Here are a few things I’ve realized about the true nature of a cooperative child:
1. Cooperate Means Co-Operate
This is the most important tip on raising cooperative children. Kids cooperate when they feel a sense of connection to us before we make a request. If I continue to define “cooperating” as my child just obeying my every command, I am missing the opportunity to live in a discipleship relationship with him. A cooperative relationship is one of respect and mutual giving. To foster this kind of relationship, we can create a family atmosphere in which it’s natural for everyone to work together and to respect each other’s boundaries. Having clear routines and expectations, giving your kids a heads up before a transition, and including them in discussions about household chores will go a long way toward fostering a cooperative family atmosphere. This is giving our kids a “we’re in this together” message rather than “do this now or this punishment will result” message.
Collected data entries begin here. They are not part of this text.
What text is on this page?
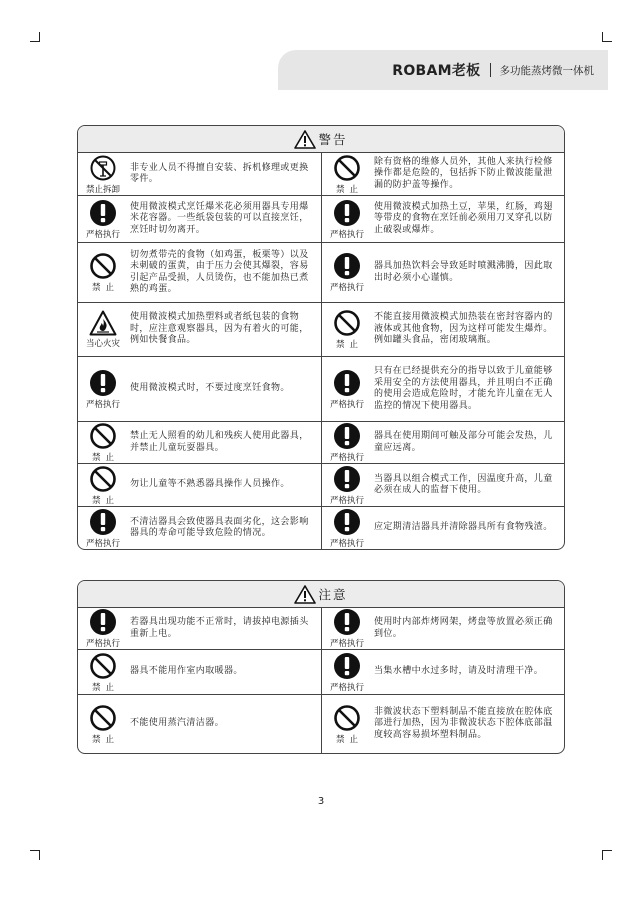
ROBAM老板 多功能蒸烤微一体机
警告
禁止拆卸
非专业人员不得擅自安装、拆机修理或更换零件。
禁止
除有资格的维修人员外，其他人来执行检修操作都是危险的，包括拆下防止微波能量泄漏的防护盖等操作。
严格执行
使用微波模式烹饪爆米花必须用器具专用爆米花容器。一些纸袋包装的可以直接烹饪，烹饪时切勿离开。	严格执行
使用微波模式加热土豆，苹果，红肠，鸡翅等带皮的食物在烹饪前必须用刀叉穿孔以防止破裂或爆炸。
禁止
切勿煮带壳的食物（如鸡蛋，板栗等）以及未刺破的蛋黄，由于压力会使其爆裂，容易引起产品受损，人员烫伤，也不能加热已煮熟的鸡蛋。	严格执行
器具加热饮料会导致延时喷溅沸腾，因此取出时必须小心谨慎。
当心火灾
使用微波模式加热塑料或者纸包装的食物时，应注意观察器具，因为有着火的可能，例如快餐食品。	禁止
不能直接用微波模式加热装在密封容器内的液体或其他食物，因为这样可能发生爆炸。例如罐头食品，密闭玻璃瓶。
严格执行
使用微波模式时，不要过度烹饪食物。
严格执行
只有在已经提供充分的指导以致于儿童能够采用安全的方法使用器具，并且明白不正确的使用会造成危险时，才能允许儿童在无人监控的情况下使用器具。
禁止
禁止无人照看的幼儿和残疾人使用此器具，并禁止儿童玩耍器具。
严格执行
器具在使用期间可触及部分可能会发热，儿童应远离。
禁止
勿让儿童等不熟悉器具操作人员操作。
严格执行
当器具以组合模式工作，因温度升高，儿童必须在成人的监督下使用。
严格执行
不清洁器具会致使器具表面劣化，这会影响器具的寿命可能导致危险的情况。
严格执行
应定期清洁器具并清除器具所有食物残渣。
注意
严格执行
若器具出现功能不正常时，请拔掉电源插头重新上电。
严格执行
使用时内部炸烤网架，烤盘等放置必须正确到位。
禁止
器具不能用作室内取暖器。
严格执行
当集水槽中水过多时，请及时清理干净。
禁止
不能使用蒸汽清洁器。
禁止
非微波状态下塑料制品不能直接放在腔体底部进行加热，因为非微波状态下腔体底部温度较高容易损坏塑料制品。
3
2. Our Child’s Will Is a Gift
We should never sacrifice our child’s dignity in order to enforce our request or expectations. Especially with toddlers and preschoolers, they are gaining an awareness of their own power and they are also frequently frustrated by their inability to do exactly what they want. This leads to a clash of wills. We want to guide our child in expressing herself politely, but our child’s will isn’t bad; it isn’t something to fear or quash. The Popcaks in fact explain rightly in their book Parenting with Grace that our child’s “No” and “I don’t want to” now when we’re asking her to put away her toys may be the “NO!” she gives later when somebody offers her drugs. We can help her understand and handle her big emotions when she doesn’t want to do something that we expect of her: Help her rephrase her feelings more respectfully; let her tell you what’s on her mind without fear of punishment.
This leads to my last tip. Find out why your child doesn’t want to comply with your request. Really listen. Is she tired, scared, nervous, annoyed? Give her a chance to express her feelings, affirm her feelings, then explain your feelings and needs. After you’ve heard her out, let her know that you get it: repeat back what she’s told you. (“I know you hate to do the laundry. I feel the same way about it, and I know you’re enjoying relaxing on this wonderful Saturday morning listening to the radio.”) Then explain to her that, while it may not be her favorite thing right now, you all need to do X, and Y will result if you don’t. (“We all need to work together to do the laundry or we won’t have anything to wear tomorrow morning.”) I know this sounds all warm and fuzzy, but it’s just about building respect and preserving connection. It’s amazing the difference in a child’s attitude if she just feels heard. So, listen, respond with empathy, and come up with a solution together. (“Would you like to finish listening to your son first? Great. See you in ten minutes.”)
Raising cooperative children happens before we make a request. It happens in the way we choose to live with them; it happens in those small exchanges of love and respect, in the way we respond to their feelings and frustrations, and how we handle our own frustration. If we focus on the larger picture of how we want to exist in relationship to our children, we can find gentle, effective ways to foster a cooperation.